Belum lagi berbicara tentang sistem yang diterapkan, yang paling besar pengaruhnya pada kualitas interaksi sosial di masyarakat. Barat telah menerapkan sebuah sistem yang bukan hanya menciptakan tata dunia yang tidak adil yang dicirikan oleh imperialisme lewat mekanisme hutang, perdagangan yang tidak adil, dukungan bagi para diktator dan tiran, dan pendudukan yang ilegal. Ketidakadilan itu juga tampak jelas di dalam negerinya masing-masing saat kesenjangan antar si kaya dan si miskin kian menjadi. Pada saat yang sama kebebasan sipil dikurangi dengan cara menteror rakyatnya sendiri.
Kesimpulan diagnosanya, penyakit masyarakat di Barat semua berpangkal pada ideologi Kapitalisme yang cacat sejak lahir dan mengandung bibit-bibit kanker sejak awal. Ideologi Kapitalisme telah merusak individu, pemikiran dan perasaan yang ada pada masyarakat Barat dalam jangka panjang.
Karena itu, penting menyimak firman Allah SWT berikut:
فَأَمَّا عَادٌ فَاسْتَكْبَرُوا فِي الأرْضِ بِغَيْرِ الْحَقِّ وَقَالُوا مَنْ أَشَدُّ مِنَّا قُوَّةً أَوَلَمْ يَرَوْا أَنَّ اللَّهَ الَّذِي خَلَقَهُمْ هُوَ أَشَدُّ مِنْهُمْ قُوَّةً وَكَانُوا بِآيَاتِنَا يَجْحَدُونَ (١٥)
Adapun kaum ‘Ad, mereka menyombongkan diri di muka bumi tanpa alasan yang benar dan berkata, “Siapakah yang lebih besar kekuatannya dari kami?” Apakah mereka itu tidak memperhatikan bahwa Allah yang menciptakan mereka adalah lebih besar kekuatan-Nya daripada mereka? Namun, mereka mengingkari tanda-tanda (kekuatan) Kami (QS Fushshilat [41]: 15).
Kualitas Interaksi Sosial dalam Masyarakat Islam
Jika Amerika menghabiskan ratusan juta dolar untuk penelitian dalam mengatasi problem sosial di masyarakatnya, maka dengan bahasa elegan Sayyid Quthb berujar, “Islam melenyapkan kebiasaan yang telah mengakar di masyarakat jahiliah hanya dengan beberapa lembar ayat Quran.” SubhanalLah.

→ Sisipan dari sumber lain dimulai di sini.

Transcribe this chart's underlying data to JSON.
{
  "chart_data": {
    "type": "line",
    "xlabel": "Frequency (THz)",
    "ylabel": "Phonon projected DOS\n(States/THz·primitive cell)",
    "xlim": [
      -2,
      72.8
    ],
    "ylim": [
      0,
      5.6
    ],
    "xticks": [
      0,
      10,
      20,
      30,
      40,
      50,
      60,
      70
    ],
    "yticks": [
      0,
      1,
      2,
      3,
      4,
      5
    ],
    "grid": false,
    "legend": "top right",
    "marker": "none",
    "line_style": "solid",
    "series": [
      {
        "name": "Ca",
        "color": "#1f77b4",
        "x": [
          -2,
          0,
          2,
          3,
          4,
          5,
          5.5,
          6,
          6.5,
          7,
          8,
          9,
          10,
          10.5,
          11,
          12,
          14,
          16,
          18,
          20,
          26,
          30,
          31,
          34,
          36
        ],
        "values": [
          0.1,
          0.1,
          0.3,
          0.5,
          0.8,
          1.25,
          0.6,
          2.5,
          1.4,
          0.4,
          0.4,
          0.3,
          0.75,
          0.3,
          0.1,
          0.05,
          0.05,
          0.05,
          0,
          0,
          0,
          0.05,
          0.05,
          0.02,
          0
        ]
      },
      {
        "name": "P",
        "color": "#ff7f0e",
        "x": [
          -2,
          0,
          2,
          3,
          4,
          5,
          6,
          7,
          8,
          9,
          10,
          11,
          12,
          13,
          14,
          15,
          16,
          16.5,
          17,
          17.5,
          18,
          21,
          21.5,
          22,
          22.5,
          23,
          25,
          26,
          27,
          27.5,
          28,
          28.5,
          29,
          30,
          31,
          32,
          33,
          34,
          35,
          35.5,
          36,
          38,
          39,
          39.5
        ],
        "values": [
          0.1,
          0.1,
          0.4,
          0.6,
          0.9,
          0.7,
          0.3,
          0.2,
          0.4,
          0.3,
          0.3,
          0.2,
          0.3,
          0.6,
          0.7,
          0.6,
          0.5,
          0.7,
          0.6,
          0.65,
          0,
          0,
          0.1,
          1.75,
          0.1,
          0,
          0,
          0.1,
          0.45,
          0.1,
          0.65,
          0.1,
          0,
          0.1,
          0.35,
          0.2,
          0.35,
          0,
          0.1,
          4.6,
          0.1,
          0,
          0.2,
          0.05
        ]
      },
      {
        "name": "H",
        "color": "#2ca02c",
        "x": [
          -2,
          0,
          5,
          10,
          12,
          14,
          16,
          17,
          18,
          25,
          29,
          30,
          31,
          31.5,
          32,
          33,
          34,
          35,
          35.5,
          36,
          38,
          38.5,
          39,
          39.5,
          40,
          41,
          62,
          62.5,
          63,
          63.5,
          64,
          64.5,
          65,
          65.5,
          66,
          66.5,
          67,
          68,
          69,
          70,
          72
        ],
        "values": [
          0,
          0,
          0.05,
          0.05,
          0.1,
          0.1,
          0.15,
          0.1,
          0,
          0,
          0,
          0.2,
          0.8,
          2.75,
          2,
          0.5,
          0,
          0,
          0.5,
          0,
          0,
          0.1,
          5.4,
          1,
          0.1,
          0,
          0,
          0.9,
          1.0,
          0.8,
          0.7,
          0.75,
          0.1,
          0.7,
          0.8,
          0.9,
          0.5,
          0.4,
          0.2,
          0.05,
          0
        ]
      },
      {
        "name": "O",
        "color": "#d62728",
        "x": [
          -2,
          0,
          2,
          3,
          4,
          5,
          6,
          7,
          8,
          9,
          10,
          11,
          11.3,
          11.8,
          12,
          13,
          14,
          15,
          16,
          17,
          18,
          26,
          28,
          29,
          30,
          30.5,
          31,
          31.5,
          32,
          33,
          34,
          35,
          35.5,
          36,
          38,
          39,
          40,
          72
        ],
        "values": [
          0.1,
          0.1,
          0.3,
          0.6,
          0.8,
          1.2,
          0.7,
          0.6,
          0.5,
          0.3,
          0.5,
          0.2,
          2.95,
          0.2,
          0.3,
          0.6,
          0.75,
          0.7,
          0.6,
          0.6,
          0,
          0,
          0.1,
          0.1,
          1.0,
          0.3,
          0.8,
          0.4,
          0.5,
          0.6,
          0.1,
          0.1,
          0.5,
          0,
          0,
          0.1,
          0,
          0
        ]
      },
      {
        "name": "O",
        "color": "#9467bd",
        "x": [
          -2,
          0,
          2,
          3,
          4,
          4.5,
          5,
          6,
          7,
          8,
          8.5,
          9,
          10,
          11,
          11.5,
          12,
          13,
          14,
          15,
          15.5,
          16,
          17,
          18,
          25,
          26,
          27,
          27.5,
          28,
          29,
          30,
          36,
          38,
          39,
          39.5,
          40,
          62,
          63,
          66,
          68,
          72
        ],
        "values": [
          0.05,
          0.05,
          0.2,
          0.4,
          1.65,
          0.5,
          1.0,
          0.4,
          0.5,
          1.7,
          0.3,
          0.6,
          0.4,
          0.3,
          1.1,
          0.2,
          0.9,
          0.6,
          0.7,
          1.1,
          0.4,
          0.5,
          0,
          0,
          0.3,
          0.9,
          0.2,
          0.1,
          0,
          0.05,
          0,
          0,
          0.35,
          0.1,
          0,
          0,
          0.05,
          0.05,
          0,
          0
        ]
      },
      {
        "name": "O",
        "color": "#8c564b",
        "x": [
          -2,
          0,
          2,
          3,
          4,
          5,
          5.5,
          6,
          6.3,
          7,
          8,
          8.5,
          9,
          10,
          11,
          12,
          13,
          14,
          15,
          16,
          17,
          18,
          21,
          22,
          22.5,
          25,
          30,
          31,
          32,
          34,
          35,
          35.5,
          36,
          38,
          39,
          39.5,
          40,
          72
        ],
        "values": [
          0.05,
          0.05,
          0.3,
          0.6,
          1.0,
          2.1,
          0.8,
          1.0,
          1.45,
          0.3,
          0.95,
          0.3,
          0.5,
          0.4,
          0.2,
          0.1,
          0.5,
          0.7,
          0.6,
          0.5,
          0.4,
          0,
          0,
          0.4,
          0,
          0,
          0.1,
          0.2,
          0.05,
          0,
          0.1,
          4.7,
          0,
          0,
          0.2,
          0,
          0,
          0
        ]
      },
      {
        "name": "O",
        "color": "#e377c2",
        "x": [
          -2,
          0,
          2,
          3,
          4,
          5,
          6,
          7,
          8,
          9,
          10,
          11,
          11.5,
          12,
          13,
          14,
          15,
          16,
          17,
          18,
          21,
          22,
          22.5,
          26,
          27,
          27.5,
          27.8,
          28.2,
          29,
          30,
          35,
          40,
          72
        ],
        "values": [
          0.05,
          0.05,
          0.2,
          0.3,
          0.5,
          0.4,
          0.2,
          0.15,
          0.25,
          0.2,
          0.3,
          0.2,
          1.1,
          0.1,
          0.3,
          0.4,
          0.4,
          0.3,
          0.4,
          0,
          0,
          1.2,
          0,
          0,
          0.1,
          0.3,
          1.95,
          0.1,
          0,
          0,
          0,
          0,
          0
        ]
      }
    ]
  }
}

Kutipan ilustrasi di atas adalah benar adanya. Islam memiliki solusi mengakar untuk menciptakan masyarakat yang sehat jiwanya. Islam dengan seluruh risalahnya yang luhur telah menjaga bangunan masyarakat dengan penjagaan yang sempurna. Akidah dan hukum-hukum Islam telah menjaga 8 (delapan) hal yang ada dalam masyarakat (Muhammad Husein Abdullah, 1996), yakni: (1) memelihara agama; (2) memelihara jiwa; (3) memelihara akal; (4) memelihara keturunan; (5) memelihara harta benda; (6) memelihara kehormatan; (7) memelihara keamanan; (8) memelihara negara.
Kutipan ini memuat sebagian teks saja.